Effect of Ca²⁺ ion concentration on emission spectra of Eu³⁺ doped CaSiO₃ nanophosphor is shown in Figure 11. As the figure shows, the intensity of the red emission band increased with increasing Ca²⁺ concentration up to 4.33 × 10⁻⁴ mol·dm⁻³, after that it decreased significantly.

It seems that at low concentration vacant sites are abundant for both Ca²⁺ ions sites and oxygen ion sites in the conduction plane where charge transfer takes place. These vacancies can capture electrons, as electron centers at large oxide gaps usually create UV-color centers. In addition, these color centers provide absorption sites for UV photons and thus compete with activator ions. On the other hand, at higher Ca²⁺ ion concentration (above a certain threshold) it is evident that Ca²⁺ ions are in excess in lattice sites. As a result, Eu³⁺ ions can no longer be able to occupy most cation sites. This situation, in which the crystal lattice contains an excess of Ca²⁺ ion, naturally causes a decrease in emission intensity of bands at 580 nm and 610 nm, due mainly to the loss of sufficient excitation centers and thus excitation energy.

Also, at low doping concentration, the transition ⁵D_o→⁷F_o level does not exhibit single sharp peak, and instead shows splitting of a peak into two components, justifying that the Eu ion is distributed between both the Ca and Si sites.

A series of nanophosphor powders with varying average particle size were synthesized by changing R₀ value of the emulsion, whereas the concentration of reactants, fabrication procedure, and sintering temperature were kept constant that offers the possibility of exploring particle size dependent PL property of the given phosphor.

In Figure 12, we studied the effect of nanophosphors particle size on the PL emission intensity. As shown, the PL intensity almost monotonously decreases with increasing particle size, clearly suggesting that the emission efficiency of in Eu³⁺ ion doped CaSiO₃ can be enhanced by reducing average particle sizes, which in turn can be controlled by R₀ value of the emulsion during synthesis.

4. Conclusions

We successfully synthesized a series of Eu³⁺ doped CaSiO₃/SiO₂ nanophosphor powder using the microemulsion technique and investigated the effect of composition and sintering temperature on the morphology, microstructure and photoluminescence intensity. The crystal structure is found to be strongly affected by the sintering temperature and waters to surfactant ratio (R₀) of the emulsion system. By increasing sintering temperature from 400 °C to 800 °C a substantial increase in particle size and better-ordered crystal phase was achieved. The amorphous state of CaSiO₃/SiO₂ nanophosphor powders is changed to more ordered triclinic type wollastonite, CaSiO₃, with preferred crystal phase orientation of (112) and tetragonal type cristobalites of SiO₂ as the sintering temperature is increased from 600 °C to 800 °C. With increasing Eu³⁺ ion concentration the red emission band initially increased significantly but showed concentration quenching at higher concentration. In the presence of Ca²⁺ ion as a sensitizer, Si⁺⁴ ion concentration has also found to be a substantial impact on both the blue and red emission bands. The increasing silica concentration significantly decreased the emission peaks at 590 and 610 nm.

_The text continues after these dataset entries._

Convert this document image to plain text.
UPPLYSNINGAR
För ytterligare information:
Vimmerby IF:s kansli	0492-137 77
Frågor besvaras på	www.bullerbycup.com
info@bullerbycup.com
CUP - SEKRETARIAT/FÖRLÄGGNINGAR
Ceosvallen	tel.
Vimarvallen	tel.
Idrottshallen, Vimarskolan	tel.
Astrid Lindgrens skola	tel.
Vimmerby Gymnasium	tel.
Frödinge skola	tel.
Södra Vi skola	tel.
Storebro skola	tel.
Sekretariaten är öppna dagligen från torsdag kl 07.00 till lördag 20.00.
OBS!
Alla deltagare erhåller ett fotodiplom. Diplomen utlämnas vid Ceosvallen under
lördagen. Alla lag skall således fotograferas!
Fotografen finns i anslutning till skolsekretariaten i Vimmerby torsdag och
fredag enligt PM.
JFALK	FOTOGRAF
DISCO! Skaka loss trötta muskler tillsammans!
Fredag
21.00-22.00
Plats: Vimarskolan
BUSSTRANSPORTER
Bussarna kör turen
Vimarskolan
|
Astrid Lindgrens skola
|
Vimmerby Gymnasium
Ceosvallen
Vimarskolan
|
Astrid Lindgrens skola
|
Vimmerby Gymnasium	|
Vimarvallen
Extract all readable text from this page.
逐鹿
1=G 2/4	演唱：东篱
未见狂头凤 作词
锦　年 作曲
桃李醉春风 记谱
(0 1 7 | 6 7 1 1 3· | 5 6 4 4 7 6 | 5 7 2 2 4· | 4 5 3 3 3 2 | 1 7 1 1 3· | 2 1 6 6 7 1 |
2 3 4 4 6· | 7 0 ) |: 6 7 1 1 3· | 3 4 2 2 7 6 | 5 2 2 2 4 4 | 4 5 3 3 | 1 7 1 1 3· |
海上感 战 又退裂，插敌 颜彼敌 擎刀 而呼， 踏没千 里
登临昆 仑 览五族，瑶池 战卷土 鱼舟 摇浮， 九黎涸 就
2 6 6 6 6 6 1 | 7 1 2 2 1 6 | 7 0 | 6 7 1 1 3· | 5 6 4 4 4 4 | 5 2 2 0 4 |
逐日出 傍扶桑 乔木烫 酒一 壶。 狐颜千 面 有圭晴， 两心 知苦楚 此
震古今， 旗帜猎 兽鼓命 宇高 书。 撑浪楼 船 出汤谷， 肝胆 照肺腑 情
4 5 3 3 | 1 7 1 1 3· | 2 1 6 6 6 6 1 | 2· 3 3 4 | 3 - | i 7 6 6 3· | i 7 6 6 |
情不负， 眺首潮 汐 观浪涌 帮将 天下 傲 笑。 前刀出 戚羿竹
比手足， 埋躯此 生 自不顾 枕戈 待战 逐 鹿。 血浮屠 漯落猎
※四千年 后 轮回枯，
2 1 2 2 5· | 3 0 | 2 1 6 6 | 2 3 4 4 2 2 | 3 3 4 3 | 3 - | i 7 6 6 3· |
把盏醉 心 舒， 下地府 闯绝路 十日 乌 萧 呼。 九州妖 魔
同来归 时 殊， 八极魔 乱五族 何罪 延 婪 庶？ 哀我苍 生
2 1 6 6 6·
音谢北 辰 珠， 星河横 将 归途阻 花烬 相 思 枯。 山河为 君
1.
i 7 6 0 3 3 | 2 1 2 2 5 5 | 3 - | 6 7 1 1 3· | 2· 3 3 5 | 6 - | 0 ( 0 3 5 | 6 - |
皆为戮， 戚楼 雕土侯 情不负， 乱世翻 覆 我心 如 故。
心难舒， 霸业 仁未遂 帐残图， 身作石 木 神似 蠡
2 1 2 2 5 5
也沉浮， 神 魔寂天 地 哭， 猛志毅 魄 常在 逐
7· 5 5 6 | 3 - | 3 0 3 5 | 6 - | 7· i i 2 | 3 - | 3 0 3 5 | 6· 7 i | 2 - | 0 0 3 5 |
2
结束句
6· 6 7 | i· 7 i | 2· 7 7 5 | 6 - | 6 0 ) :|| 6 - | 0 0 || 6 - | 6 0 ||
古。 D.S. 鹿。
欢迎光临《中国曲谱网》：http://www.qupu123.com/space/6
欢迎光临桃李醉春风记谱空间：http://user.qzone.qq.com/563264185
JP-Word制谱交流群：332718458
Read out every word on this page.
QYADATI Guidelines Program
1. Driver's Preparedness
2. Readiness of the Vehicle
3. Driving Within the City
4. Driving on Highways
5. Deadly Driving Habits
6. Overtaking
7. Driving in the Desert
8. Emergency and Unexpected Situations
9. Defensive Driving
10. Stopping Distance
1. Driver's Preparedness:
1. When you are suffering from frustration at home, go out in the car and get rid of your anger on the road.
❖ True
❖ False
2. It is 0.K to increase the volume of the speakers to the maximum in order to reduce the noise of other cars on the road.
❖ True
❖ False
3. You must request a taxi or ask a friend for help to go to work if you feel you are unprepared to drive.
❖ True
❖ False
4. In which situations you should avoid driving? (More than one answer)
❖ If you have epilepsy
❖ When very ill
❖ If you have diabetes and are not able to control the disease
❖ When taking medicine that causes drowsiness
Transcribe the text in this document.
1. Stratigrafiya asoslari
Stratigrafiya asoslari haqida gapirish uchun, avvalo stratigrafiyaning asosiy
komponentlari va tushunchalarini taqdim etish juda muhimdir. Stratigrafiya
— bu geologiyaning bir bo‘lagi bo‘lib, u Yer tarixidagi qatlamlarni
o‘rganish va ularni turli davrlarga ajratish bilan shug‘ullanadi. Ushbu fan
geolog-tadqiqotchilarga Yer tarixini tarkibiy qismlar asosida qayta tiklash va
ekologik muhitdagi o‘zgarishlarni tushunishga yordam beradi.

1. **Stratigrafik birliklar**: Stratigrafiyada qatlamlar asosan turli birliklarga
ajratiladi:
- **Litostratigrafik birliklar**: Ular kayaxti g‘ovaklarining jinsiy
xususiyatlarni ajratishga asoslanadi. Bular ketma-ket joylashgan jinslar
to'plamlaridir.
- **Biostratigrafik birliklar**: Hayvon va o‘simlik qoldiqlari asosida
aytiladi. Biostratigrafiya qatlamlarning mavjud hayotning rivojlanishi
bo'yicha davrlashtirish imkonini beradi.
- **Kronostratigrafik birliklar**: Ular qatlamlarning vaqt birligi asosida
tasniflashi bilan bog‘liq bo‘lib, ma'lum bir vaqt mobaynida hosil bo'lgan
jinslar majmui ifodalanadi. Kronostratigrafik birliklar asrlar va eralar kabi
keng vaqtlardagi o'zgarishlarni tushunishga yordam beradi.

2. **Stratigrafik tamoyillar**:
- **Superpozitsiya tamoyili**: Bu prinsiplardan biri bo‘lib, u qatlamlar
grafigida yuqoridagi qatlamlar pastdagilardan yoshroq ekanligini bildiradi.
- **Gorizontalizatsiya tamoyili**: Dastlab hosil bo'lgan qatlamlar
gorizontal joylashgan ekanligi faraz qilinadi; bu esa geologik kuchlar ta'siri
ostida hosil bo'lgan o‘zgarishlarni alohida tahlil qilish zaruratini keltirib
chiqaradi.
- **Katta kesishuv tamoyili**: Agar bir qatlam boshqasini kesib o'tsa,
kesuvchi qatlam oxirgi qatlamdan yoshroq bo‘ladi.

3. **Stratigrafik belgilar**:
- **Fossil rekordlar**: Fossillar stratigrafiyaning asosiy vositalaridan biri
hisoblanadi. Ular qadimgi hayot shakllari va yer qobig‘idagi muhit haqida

With increasing Ca²⁺ activator ion, the intensity of the red PL band increased significantly. However, a higher concentration of Ca²⁺ showed concentration quenching effect. The PL intensity always increased with decreasing grain sizes of the crystalline powder. Eu³⁺ doped CaSiO₃/SiO₂ nanophosphor showed remarkable photoluminescence, PL property-including-100% photon conversion efficiency and a two-fold increase in some excitation and emission photons. These highly ordered nanophosphor powders when functionalized with biomaterials show potential for application in biomedicine, bio-sensing, and related industries.